Вообще-то в США Михоэлс встречался много с кем из знаменитостей, например с Эйнштейном, с которым он, в отличие от четы Чаплиных, вполне содержательно поговорил. Но «Двое» – спектакль не о политике, не о евреях, не о мире, и не об истории. Это спектакль про то, как страшно и как весело быть гением, заниматься искусством и быть обреченным на любовь, на славу, на внимание и непонимание. Два гения рядом – это просто удвоение себя. Возможность – чисто гипотетически – взаимодействия, при том, что на самом деле никакой взаимности нет, и потому важно, что никакой такой беседы между Чаплиным и Михоэлсом на самом не было, и не был интересен Михоэлс Чаплину, хотя мог бы, мог бы.

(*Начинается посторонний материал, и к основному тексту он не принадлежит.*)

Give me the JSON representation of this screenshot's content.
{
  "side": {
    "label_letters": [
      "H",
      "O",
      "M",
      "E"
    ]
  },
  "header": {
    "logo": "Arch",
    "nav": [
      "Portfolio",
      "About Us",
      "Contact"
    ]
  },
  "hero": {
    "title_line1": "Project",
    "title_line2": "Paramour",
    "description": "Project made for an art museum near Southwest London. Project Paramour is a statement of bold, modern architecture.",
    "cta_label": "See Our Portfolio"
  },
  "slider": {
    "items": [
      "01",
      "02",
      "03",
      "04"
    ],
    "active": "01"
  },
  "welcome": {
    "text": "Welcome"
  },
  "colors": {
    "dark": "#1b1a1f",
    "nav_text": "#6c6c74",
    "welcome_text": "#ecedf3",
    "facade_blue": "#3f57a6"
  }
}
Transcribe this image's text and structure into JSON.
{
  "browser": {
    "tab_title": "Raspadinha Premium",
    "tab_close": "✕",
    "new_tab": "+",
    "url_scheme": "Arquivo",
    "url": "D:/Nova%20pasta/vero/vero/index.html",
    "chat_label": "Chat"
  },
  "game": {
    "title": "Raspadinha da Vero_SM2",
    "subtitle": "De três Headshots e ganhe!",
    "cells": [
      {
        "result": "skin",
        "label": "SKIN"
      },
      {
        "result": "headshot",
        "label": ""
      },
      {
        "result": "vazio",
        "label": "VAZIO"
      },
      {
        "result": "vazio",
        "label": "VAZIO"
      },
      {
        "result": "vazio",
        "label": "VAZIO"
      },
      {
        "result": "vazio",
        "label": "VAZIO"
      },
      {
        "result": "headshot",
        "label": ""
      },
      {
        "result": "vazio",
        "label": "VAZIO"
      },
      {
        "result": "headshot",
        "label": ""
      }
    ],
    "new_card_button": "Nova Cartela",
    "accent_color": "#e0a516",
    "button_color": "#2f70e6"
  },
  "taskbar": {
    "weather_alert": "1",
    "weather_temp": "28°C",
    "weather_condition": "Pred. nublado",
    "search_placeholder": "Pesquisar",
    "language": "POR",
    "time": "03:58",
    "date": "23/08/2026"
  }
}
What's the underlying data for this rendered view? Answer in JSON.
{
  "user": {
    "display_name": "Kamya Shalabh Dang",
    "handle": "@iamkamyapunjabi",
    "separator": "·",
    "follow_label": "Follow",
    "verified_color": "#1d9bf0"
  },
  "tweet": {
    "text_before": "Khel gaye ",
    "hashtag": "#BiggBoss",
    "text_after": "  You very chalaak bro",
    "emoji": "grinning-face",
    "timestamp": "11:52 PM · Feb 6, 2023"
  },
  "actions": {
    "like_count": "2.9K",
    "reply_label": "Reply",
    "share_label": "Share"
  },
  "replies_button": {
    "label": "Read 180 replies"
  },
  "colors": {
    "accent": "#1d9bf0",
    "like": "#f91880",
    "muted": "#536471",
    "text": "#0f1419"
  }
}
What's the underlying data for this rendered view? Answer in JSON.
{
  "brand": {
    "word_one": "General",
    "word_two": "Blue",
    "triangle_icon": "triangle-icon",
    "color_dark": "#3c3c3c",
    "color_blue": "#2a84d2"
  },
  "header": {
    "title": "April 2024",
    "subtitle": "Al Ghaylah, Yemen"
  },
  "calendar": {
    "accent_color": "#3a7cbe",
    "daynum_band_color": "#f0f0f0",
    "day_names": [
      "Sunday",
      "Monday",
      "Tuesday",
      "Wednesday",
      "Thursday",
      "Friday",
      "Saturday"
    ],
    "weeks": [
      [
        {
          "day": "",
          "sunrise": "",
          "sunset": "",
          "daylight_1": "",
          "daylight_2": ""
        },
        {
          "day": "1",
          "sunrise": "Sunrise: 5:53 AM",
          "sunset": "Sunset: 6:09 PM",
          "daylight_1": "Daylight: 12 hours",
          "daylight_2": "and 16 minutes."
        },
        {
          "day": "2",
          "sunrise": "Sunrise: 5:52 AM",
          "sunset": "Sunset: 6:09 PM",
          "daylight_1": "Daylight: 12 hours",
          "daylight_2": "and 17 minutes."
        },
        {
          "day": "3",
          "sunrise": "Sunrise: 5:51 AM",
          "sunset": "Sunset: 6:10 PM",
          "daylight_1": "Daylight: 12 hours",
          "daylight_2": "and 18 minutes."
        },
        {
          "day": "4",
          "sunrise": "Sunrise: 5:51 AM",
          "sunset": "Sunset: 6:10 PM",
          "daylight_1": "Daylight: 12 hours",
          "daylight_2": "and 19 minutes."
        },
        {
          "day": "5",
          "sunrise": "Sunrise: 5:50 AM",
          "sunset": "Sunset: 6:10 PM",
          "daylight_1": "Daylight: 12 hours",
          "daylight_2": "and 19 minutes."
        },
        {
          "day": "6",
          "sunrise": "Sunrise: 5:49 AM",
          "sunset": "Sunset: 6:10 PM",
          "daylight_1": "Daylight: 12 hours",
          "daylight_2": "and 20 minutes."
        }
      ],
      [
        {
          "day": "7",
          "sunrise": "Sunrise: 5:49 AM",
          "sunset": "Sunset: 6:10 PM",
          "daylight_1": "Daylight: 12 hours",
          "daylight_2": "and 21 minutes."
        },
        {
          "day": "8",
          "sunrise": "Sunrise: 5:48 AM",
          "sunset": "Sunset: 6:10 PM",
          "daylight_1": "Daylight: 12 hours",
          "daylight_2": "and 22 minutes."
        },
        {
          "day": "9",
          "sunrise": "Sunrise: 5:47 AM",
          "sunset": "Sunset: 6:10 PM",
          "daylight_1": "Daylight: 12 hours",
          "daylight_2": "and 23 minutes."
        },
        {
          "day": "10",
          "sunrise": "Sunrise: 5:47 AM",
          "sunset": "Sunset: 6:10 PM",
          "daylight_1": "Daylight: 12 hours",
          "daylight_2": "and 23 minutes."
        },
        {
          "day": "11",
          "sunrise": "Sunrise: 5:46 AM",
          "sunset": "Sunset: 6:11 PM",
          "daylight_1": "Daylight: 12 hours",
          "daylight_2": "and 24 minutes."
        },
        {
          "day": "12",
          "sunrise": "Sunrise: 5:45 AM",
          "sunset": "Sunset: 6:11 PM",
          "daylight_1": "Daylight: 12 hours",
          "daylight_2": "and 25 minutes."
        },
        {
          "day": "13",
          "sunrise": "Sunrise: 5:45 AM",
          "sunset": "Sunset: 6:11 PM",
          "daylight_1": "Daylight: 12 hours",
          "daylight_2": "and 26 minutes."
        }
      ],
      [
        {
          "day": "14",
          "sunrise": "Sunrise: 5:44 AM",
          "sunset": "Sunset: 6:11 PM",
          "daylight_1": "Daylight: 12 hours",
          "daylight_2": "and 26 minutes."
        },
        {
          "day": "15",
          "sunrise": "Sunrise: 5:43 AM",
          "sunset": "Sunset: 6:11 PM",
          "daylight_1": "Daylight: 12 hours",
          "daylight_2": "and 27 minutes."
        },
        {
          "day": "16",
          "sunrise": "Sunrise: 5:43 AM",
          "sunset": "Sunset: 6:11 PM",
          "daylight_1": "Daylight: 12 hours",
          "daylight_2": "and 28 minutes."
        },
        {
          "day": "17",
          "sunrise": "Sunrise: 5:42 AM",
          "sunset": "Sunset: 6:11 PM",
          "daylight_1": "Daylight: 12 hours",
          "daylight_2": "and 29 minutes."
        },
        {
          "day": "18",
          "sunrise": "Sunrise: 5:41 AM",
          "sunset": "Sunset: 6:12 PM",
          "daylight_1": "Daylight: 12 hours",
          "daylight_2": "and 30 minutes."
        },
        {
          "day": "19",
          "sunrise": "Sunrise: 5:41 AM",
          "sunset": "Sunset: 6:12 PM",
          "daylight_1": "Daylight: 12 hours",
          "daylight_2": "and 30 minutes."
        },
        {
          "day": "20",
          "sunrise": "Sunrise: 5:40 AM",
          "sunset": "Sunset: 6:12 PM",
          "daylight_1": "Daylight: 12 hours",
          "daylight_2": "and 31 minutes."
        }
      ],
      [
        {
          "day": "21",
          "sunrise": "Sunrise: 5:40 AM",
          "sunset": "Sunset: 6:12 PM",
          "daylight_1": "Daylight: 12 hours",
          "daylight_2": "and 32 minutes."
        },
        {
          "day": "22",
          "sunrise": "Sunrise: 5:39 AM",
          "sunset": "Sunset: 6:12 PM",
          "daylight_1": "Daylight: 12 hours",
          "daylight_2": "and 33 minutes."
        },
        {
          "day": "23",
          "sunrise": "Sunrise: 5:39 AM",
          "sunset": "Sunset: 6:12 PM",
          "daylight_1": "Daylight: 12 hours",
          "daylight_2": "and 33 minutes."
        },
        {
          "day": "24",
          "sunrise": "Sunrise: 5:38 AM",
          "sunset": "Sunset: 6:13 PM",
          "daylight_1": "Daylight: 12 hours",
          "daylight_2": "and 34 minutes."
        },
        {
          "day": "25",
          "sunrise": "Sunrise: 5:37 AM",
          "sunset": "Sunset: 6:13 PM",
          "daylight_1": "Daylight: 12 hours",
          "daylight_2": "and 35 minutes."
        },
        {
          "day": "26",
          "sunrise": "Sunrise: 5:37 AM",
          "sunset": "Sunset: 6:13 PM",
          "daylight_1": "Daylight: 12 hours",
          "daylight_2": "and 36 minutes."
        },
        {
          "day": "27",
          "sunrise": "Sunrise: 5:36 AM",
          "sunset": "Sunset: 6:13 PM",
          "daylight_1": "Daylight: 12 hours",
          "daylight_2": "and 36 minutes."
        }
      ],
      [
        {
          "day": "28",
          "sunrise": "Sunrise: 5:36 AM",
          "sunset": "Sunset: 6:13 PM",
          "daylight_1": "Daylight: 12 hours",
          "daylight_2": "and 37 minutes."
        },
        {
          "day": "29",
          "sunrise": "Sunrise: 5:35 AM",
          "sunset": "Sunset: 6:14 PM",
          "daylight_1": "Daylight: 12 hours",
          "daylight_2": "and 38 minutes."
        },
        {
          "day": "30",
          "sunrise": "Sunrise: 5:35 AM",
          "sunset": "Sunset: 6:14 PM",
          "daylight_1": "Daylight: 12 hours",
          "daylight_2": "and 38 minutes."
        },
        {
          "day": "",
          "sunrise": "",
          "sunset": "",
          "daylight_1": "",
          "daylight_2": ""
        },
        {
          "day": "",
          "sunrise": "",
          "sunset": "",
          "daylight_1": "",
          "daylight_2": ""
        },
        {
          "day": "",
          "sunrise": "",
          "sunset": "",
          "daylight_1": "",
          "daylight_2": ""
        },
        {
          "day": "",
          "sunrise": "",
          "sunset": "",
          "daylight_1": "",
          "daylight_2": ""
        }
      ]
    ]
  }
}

Но в воображении Дмитрия Крымова они встречаются. На авансцене зала, построенного внутри Музея Москвы, рядом двое очень больших мужчин средних лет (оба артиста, кстати, были очень маленького роста). Помощницы поправляют вставную челюсть во рту куклы-Чаплина, он с «американской улыбкой», в светлом джемпере. И тут из-за кулис, с огромным тапком в руках, выходит маленькая Роза Хайруллина, которая в этом спектакле играет Чаплина, или суть чаплинского искусства, или наше представление об Америке, в которой есть Чаплин. Во всяком случае, она точно не играет реального Чарли Чаплина, великого актера немого кино, живущего в 1943 году в США, и только что удачно женившегося на 18-летней дочери писателя Юджина О’ Нила. А из-за куклы-Михоэлса выталкивают артиста Виторгана, чтобы он взял на себя роль Михоэлса в гостях у Чаплина. Ну, типа, здравствуйте, давно не видались, говорите ли на идише, а у нас нет антисемитизма (эта фраза как раз из разговора с Эйнштейном), мой пол сделан из очень дорогого дерева…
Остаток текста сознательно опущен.